Di Indonesia, orang-orang blasteran alias berdarah campuran biasanya dianggap “keren” dan selalu dipuja-puja. Namun, hal ini rupanya tidak terjadi di Jepang, para orang berdarah campuran Jepang alias hafu kerap mendapat diskriminasi dan perlakuan tidak mengenakan, seperti yang diterima seorang wanita blasteran Jepang sampai-sampai ia harus membuat sebuah kartu unik agar diperlakukan layaknya orang Jepang biasa. Nah, memang diskriminasi seperti apa yang kerap didapatkan para hafu? Mari kita telusuri.
Sebutan Hafu itu Sendiri
Pertama, sebutan “hafu” itu sendiri. Mengapa? Jika dilihat sepintas, mungkin kata ini terlihat biasa saja dan tidak akan menyakiti hati orang lain. Namun nyatanya, kata ini memiliki konotasi negatif. Hafu atau ハーフ, berasal dari kata “half” dalam bahasa Inggris yang berarti “sebagian,” membuat mereka yang berdarah campuran merasa kalau istilah tersebut membuat mereka seakan dianggap sebagai orang asing dan memisahkan mereka dari orang Jepang “asli.” Padahal, sebelumnya penduduk berdarah campuran di Jepang disebut dengan istilah daburu (ダブル), yang berasal dari double, menggambarkan bahwa mereka memiliki 2 etnis berbeda dalam satu tubuh. Jauh lebih positif kan?
Diperlakukan “Berbeda”
Pada awal tahun 2019, seorang YouTuber berdarah campuran Hugo Kwok, merilis sebuah video dokumenter berisi pengalamannya sebagai seorang hafu, orang berdarah campuran yang tinggal di Jepang.

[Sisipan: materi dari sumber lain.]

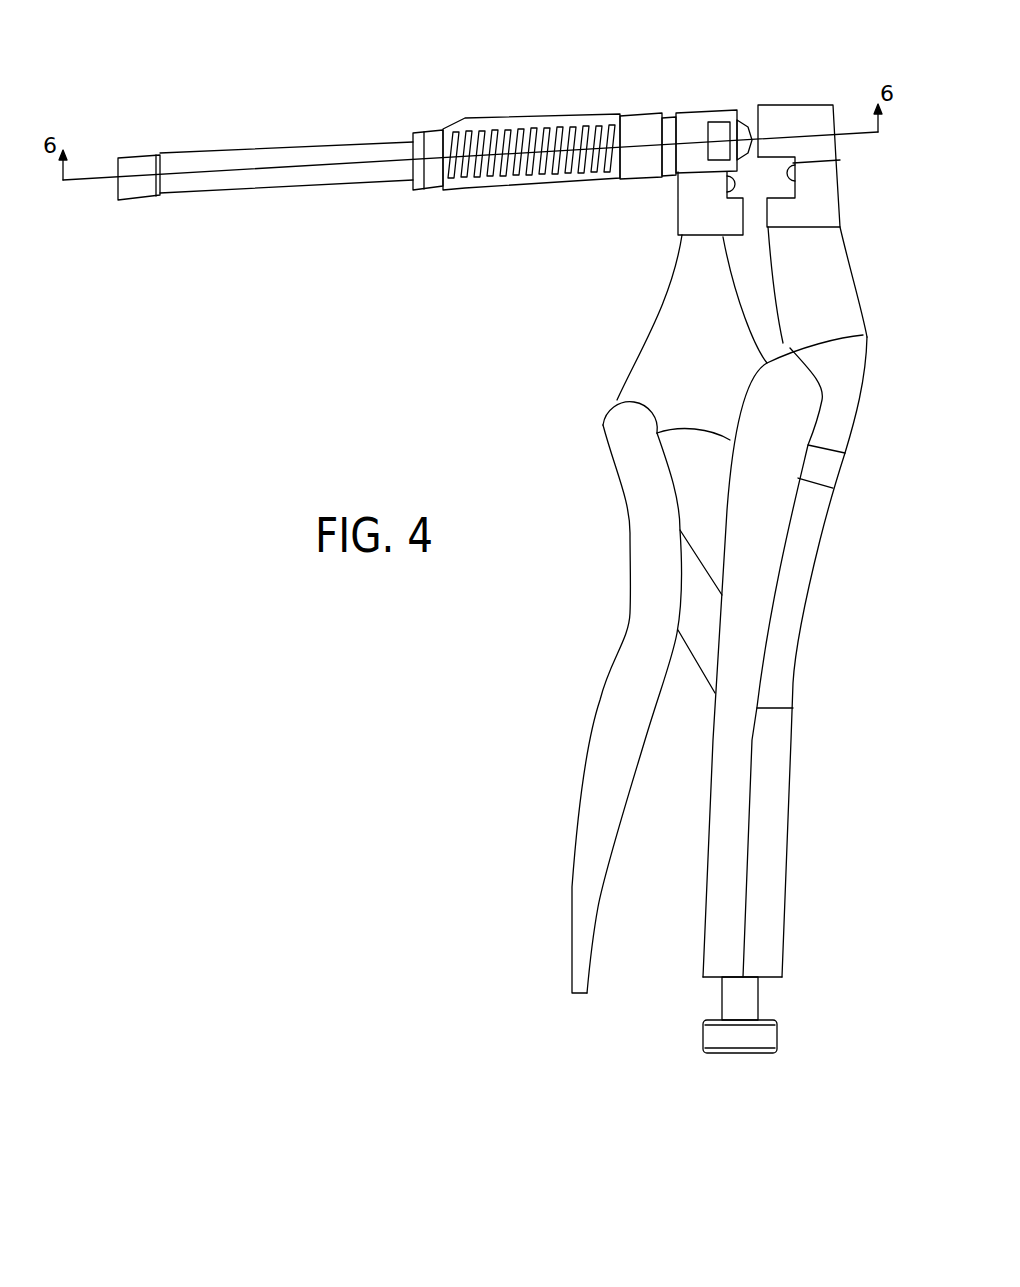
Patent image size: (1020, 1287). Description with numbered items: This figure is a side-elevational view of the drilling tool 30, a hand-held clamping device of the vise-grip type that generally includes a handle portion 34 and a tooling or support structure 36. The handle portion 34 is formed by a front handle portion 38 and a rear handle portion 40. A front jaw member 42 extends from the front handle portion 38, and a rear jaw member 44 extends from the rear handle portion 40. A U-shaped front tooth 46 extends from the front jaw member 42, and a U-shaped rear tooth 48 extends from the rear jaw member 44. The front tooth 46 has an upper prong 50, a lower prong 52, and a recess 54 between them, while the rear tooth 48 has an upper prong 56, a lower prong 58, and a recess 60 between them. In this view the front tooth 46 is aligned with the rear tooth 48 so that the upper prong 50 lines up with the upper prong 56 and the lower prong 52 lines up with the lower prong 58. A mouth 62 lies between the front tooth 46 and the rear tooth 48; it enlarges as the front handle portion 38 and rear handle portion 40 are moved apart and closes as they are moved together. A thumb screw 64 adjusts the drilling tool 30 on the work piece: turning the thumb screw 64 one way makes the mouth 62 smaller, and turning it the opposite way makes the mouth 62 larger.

The drilling tool 30 is at (452, 716).
The handle portion 34 is at (806, 880).
The tooling or support structure 36 is at (364, 236).
The front handle portion 38 is at (775, 813).
The rear handle portion 40 is at (592, 793).
The front jaw member 42 is at (845, 293).
The rear jaw member 44 is at (688, 287).
The front tooth 46 is at (823, 187).
The rear tooth 48 is at (688, 197).
The upper prong 50 is at (793, 115).
The lower prong 52 is at (783, 221).
The recess 54 is at (840, 160).
The upper prong 56 is at (722, 118).
The lower prong 58 is at (727, 223).
The recess 60 is at (727, 197).
The mouth 62 is at (751, 106).
The thumb screw 64 is at (742, 1037).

Dalam video tersebut, Hugo menceritakan awal bagaimana lahirnya istilah hafu, dan mulai tingginya angka hafu di Jepang akibat maraknya pernikahan internasional. Tak hanya itu, Hugo juga mewawancarai teman-temannya yang juga blasteran. Kebanyakan dari mereka mengatakan, meski tidak menjadi korban rasisme, mereka merasakan diperlakukan berbeda dengan orang berdarah Jepang penuh. Menurut mereka, beberapa orang seperti tidak sadar dan kurang sensitif dengan latar belakang multi-nasional mereka. Ada juga yang mengatakan bahwa beberapa orang kerap berlaku kurang mengenakkan dan seakan-akan “menyerang” siswa berdarah campuran di Jepang. Diperlakukan berbeda tentunya membuatmu tak nyaman bukan?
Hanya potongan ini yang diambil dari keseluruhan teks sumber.